Я с благоговением посмотрела на о. казначея. Но не о. казначей возбуждал мою главную симпатию. Мне больше всех нравился и даже поражал меня о. Нафанаил, иеродиакон. Когда приезжал губернатор и в соборе была парадная обедня, о. Нафанаила приглашали служить. У него был такой голос, что в церкви дрожали окна. Он был очень молод, лет 25, не больше, красивый, видный брюнет, с чудным розовым и белым цветом лица, окладистой бородой и темными, немного глупыми глазами. Странно было видеть у этого плечистого, громадного человека наивное и простое выражение лица. И, действительно, наивен он был невероятно, до крайности. Его главной красой и гордостью были волосы. Такой чудной косы я не видала ни у одной женщины. Толстая, длинная, чуть не до колен, черная и блестящая, она выросла у него всем на удивление.

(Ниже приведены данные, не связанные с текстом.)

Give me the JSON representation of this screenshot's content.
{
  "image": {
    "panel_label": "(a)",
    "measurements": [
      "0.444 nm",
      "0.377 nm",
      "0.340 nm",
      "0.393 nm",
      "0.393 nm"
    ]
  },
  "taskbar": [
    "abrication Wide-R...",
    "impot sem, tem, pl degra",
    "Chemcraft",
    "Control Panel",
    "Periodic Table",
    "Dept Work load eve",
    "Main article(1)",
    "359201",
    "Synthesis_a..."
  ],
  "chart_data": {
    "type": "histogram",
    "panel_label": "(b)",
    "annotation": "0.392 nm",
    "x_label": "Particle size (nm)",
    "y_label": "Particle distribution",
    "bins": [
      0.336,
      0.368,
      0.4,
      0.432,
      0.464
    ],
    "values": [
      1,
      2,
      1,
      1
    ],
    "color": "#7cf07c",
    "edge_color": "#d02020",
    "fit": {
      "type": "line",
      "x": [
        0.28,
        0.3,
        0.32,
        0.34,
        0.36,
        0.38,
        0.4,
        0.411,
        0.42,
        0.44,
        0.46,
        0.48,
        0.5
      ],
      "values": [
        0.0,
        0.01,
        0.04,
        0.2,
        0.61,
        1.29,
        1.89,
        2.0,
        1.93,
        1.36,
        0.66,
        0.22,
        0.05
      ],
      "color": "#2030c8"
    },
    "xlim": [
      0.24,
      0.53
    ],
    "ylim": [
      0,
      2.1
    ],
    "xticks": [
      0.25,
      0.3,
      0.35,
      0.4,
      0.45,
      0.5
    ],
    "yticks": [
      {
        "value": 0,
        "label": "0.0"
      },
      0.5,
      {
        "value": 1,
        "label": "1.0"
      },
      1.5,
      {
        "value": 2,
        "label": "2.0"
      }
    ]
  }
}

При о. казначее и при других священниках о. Нафанаил больше молчал. Я смотрела на него и мысленно его ободряла. Я старалась незаметно придвинуть ему оладьи и рыбу; он благодарил меня наклонением головы и кушал исправно.

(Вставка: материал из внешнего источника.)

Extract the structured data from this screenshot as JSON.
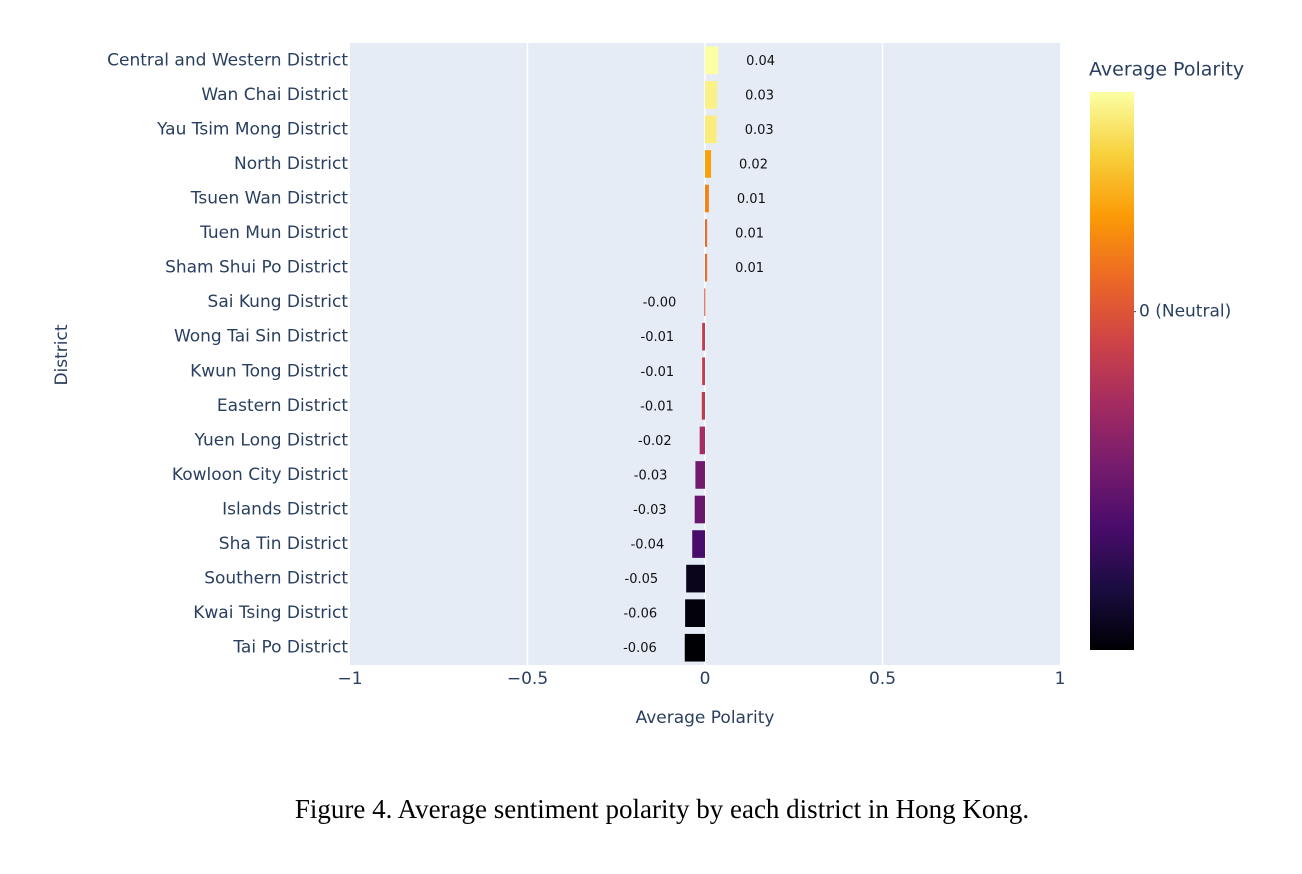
{
  "chart_data": {
    "type": "hbar",
    "categories": [
      "Central and Western District",
      "Wan Chai District",
      "Yau Tsim Mong District",
      "North District",
      "Tsuen Wan District",
      "Tuen Mun District",
      "Sham Shui Po District",
      "Sai Kung District",
      "Wong Tai Sin District",
      "Kwun Tong District",
      "Eastern District",
      "Yuen Long District",
      "Kowloon City District",
      "Islands District",
      "Sha Tin District",
      "Southern District",
      "Kwai Tsing District",
      "Tai Po District"
    ],
    "values": [
      0.037,
      0.034,
      0.033,
      0.017,
      0.011,
      0.006,
      0.006,
      -0.002,
      -0.008,
      -0.008,
      -0.009,
      -0.015,
      -0.027,
      -0.029,
      -0.036,
      -0.053,
      -0.056,
      -0.057
    ],
    "value_labels": [
      "0.04",
      "0.03",
      "0.03",
      "0.02",
      "0.01",
      "0.01",
      "0.01",
      "-0.00",
      "-0.01",
      "-0.01",
      "-0.01",
      "-0.02",
      "-0.03",
      "-0.03",
      "-0.04",
      "-0.05",
      "-0.06",
      "-0.06"
    ],
    "xlabel": "Average Polarity",
    "ylabel": "District",
    "xlim": [
      -1,
      1
    ],
    "xticks": [
      {
        "value": -1,
        "label": "−1"
      },
      {
        "value": -0.5,
        "label": "−0.5"
      },
      0,
      0.5,
      1
    ],
    "grid": true,
    "colorscale": [
      "#000004",
      "#1b0c41",
      "#4a0c6b",
      "#781c6d",
      "#a52c60",
      "#cf4446",
      "#ed6925",
      "#fb9b06",
      "#f7d13d",
      "#fcffa4"
    ],
    "colorbar": {
      "title": "Average Polarity",
      "ticks": [
        {
          "value": 0,
          "label": "0 (Neutral)"
        }
      ]
    },
    "caption": "Figure 4. Average sentiment polarity by each district in Hong Kong."
  }
}
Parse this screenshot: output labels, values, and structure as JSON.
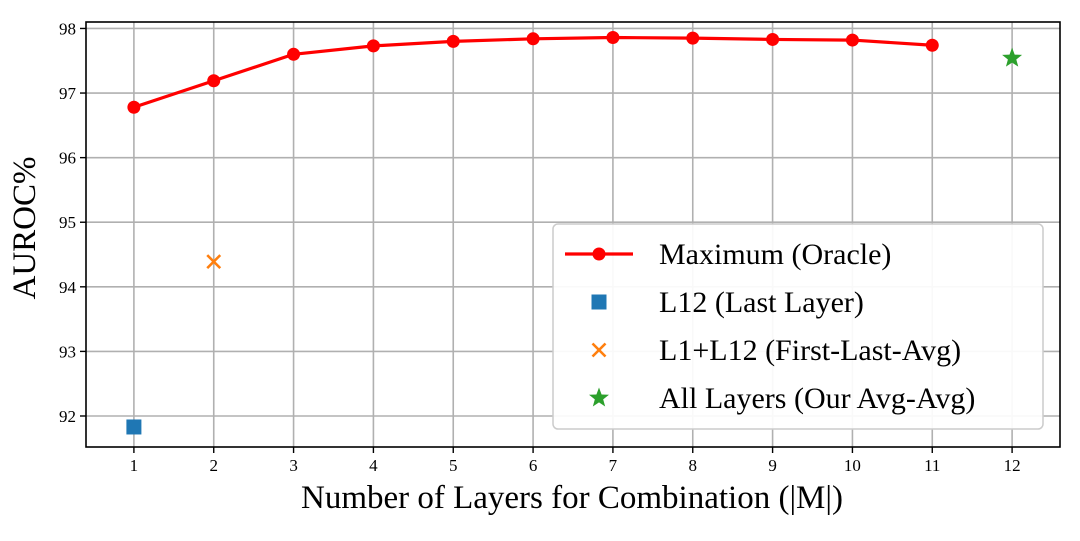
{
  "chart_data": {
    "type": "line",
    "title": "",
    "xlabel": "Number of Layers for Combination (|M|)",
    "ylabel": "AUROC%",
    "xlim": [
      0.4,
      12.6
    ],
    "ylim": [
      91.52,
      98.1
    ],
    "xticks": [
      1,
      2,
      3,
      4,
      5,
      6,
      7,
      8,
      9,
      10,
      11,
      12
    ],
    "yticks": [
      92,
      93,
      94,
      95,
      96,
      97,
      98
    ],
    "grid": true,
    "legend_position": "lower-right",
    "series": [
      {
        "name": "Maximum (Oracle)",
        "kind": "line-marker",
        "marker": "circle",
        "color": "#ff0000",
        "x": [
          1,
          2,
          3,
          4,
          5,
          6,
          7,
          8,
          9,
          10,
          11
        ],
        "y": [
          96.78,
          97.19,
          97.6,
          97.73,
          97.8,
          97.84,
          97.86,
          97.85,
          97.83,
          97.82,
          97.74
        ]
      },
      {
        "name": "L12 (Last Layer)",
        "kind": "scatter",
        "marker": "square",
        "color": "#1f77b4",
        "x": [
          1
        ],
        "y": [
          91.83
        ]
      },
      {
        "name": "L1+L12 (First-Last-Avg)",
        "kind": "scatter",
        "marker": "x",
        "color": "#ff7f0e",
        "x": [
          2
        ],
        "y": [
          94.39
        ]
      },
      {
        "name": "All Layers (Our Avg-Avg)",
        "kind": "scatter",
        "marker": "star",
        "color": "#2ca02c",
        "x": [
          12
        ],
        "y": [
          97.54
        ]
      }
    ]
  }
}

Когда перед выносом служили панихиду и приехал сам архимандрит, я так и впилась в него глазами. Говорили, что он был праведник.
Тщедушный, старенький, с седой бородкой и добрыми глазами, он сразу показался мне святым. Но я была не в настроении и не молилась. Только когда вдруг все, и певчие, и священники, завели последний стих «Надгробное рыдание…» и я вдруг услышала сквозь весь хор старческий, тонкий, дребезжащий голос, который я узнала, хотя никогда раньше не слыхала его, я не выдержала, бросилась из залы, легла в уголок на кушетке в моей комнате и рыдала долго и горько.
IIIЯ не была на похоронах тети, потому что мама боялась, что я простужусь. Но я, верно, простудилась раньше, потому что захворала и проболела почти целый месяц. Мне странно вспоминать теперь это время, после моего выздоровления. Стояли трескучие рождественские морозы. Папа сейчас после праздников уехал на сессию в другой уездный город, Катя с мамой сидели в своих комнатах. Я не училась – решили дать мне отдохнуть после болезни. Бабушка, точно забыла свою Буренку и чулки не вязала, а все сидела на своей постели, пригорюнившись.
У нас в доме было пусто, холодно и темно. В зале по вечерам никогда не зажигали огня. Из следующей комнаты, бывшей тетиной, вынесли всю мебель, и только в углу стоял круглый столик, накрытый белой скатертью, и на нем горела лампадка.
Я любила пробираться вечером по зале и заглядывать в пустую комнату, где виднелось светлое пятно в далеком углу. И жутко, и хорошо мне было. Я нарочно пугала себя, говорила, что стоит только засунуть руку под белую скатерть – и сейчас же там схватит тебя другая, холодная, твердая рука… Но я вспоминала, что это грех, великий грех, что душа тети Лизы видит мои мысли и страдает от них, я шла и нарочно поднимала скатерть, чтобы доказать тетиной душе, что я не боюсь, а люблю ее.
О. архимандрита я больше не видела, да и не стремилась видеть. Мне достаточно было слышать о нем от о. Нафанаила, который часто приходил к нам, и знать, что есть такой человек, такой праведник на свете.
Рядом с нашей комнатой была еще маленькая, задняя комнатка, где стояли бабушкины сундуки, висели шубы и сушеные грибы, была теплая лежанка и киот с образами, перед которыми теплилась неугасимая лампада.